Las cifras reportadas inicialmente por la compañía para 2024 presentaban unas pérdidas de 197 millones de euros, lo que supondría que en 2025 habría reducido en un 24% sus números rojos. La reexpresión de las cuentas de 2024 se ha realizado a efectos comparativos y para reflejar los criterios contables ligados a los casi 2.300 millones de euros en préstamos estatales al 0% de interés que recibió Navantia para prefinanciar los programas de modernización militar que le fueron adjudicados por el Gobierno el año pasado.

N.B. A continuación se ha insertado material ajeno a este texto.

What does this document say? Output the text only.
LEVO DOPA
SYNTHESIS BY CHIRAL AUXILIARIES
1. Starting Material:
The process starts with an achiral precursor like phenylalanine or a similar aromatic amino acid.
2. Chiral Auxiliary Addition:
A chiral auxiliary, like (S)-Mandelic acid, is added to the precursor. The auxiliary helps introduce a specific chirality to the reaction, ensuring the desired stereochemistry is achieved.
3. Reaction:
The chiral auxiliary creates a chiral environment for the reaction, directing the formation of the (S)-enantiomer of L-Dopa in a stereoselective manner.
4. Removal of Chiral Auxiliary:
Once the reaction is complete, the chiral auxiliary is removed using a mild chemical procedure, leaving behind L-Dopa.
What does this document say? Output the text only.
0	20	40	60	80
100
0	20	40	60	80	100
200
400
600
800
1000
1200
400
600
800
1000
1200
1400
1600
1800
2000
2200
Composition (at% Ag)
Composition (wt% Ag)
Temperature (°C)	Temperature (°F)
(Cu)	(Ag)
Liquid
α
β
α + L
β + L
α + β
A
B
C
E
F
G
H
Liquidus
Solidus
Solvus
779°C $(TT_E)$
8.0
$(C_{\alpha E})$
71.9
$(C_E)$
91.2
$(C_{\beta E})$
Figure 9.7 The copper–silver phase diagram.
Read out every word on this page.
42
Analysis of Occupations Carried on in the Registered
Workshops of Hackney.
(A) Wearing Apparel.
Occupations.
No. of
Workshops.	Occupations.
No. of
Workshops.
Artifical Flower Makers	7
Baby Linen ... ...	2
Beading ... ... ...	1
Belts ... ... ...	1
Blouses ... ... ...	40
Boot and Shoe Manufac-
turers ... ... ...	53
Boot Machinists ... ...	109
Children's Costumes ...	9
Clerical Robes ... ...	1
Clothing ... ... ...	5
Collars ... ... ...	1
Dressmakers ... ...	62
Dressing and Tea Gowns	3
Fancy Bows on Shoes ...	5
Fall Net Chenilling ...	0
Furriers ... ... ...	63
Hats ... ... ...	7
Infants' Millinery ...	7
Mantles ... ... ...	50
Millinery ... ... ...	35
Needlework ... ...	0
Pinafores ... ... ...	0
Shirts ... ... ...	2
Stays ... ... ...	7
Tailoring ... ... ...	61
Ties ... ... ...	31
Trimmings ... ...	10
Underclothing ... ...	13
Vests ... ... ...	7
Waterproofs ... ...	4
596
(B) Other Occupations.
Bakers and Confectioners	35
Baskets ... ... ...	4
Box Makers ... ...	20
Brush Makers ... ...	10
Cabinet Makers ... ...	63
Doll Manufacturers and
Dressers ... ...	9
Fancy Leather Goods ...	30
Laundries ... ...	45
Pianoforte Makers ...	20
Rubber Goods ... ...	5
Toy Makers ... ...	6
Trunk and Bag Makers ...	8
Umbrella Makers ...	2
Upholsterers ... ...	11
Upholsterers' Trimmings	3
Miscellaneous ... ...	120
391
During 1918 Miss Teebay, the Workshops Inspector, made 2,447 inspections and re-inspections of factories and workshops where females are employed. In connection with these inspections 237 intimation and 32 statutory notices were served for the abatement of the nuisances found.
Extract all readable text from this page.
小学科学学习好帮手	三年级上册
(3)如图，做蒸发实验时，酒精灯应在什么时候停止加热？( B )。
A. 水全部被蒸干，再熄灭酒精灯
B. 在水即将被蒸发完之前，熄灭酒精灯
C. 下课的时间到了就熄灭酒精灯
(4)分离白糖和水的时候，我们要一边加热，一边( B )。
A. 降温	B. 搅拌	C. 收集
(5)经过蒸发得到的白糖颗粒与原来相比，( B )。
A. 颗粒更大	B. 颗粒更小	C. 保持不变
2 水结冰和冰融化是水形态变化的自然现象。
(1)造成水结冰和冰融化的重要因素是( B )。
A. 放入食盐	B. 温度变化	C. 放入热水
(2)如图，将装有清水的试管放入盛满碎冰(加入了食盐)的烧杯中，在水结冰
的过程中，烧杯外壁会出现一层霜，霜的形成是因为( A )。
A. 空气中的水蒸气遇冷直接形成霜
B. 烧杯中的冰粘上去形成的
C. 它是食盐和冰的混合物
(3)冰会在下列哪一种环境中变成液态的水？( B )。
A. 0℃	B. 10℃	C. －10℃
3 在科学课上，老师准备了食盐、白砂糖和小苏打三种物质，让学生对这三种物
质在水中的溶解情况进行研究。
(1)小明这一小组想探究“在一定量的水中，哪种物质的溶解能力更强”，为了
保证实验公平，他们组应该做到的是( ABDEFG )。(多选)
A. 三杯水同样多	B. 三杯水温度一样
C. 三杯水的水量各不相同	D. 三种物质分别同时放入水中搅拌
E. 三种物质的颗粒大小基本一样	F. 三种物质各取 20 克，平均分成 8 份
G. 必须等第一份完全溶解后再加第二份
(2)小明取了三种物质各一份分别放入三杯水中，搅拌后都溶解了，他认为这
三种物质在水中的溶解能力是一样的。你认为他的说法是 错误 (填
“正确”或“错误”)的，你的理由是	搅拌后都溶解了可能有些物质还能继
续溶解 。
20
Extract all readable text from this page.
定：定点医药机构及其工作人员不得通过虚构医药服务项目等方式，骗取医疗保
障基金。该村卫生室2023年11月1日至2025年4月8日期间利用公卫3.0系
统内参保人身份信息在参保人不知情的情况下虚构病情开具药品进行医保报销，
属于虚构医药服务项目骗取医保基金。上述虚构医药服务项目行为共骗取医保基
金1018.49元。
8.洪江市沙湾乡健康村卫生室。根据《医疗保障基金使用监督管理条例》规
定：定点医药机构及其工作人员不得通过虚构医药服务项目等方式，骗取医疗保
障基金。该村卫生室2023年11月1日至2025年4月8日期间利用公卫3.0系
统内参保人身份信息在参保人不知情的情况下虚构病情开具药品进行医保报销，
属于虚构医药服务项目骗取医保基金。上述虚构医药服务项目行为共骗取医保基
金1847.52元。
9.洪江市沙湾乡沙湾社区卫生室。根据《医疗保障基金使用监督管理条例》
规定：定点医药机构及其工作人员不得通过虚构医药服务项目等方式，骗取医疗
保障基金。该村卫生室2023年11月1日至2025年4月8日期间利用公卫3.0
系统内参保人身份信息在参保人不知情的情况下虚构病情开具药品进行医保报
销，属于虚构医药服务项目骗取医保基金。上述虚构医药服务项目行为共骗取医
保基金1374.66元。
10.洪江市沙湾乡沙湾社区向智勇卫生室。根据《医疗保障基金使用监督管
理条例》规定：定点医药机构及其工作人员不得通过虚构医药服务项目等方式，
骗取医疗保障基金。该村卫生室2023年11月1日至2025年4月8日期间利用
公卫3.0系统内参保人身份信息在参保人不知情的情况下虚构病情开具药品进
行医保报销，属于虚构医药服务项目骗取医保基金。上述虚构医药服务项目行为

Navantia achaca las pérdidas al efecto de las filiales internacionales, principalmente en Reino Unido, en su primer año de implementación del plan operativo para la integración de los activos industriales adquiridos en enero del año pasado, en referencia a la compra de los activos de los astilleros Harland and Wolff por 93 millones de libras (unos 110 millones de euros al cambio actual).
A todo estol la constructora naval señala que la cartera de pedidos consolidada del grupo creció hasta los 12.826 millones de euros, un 57% más en comparación con los 8.163 millones registrados al cierre de 2024.
En cuanto a la contratación efectiva en 2025, es decir, los pedidos firmados en ese año, cerró con una cifra récord de 6.627 millones de euros, lo que supone multiplicar por cuatro los contratos suscritos en 2024. Navantia achaca este incremento al aumento de las adjudicaciones de Defensa en España y a la «consolidación» de su posición mercados internacionales.
En 2025, la actividad generada por Navantia se tradujo en 29.435 empleos directos, indirectos e inducidos, con una aportación al PIB nacional de unos 1.850 millones de euros.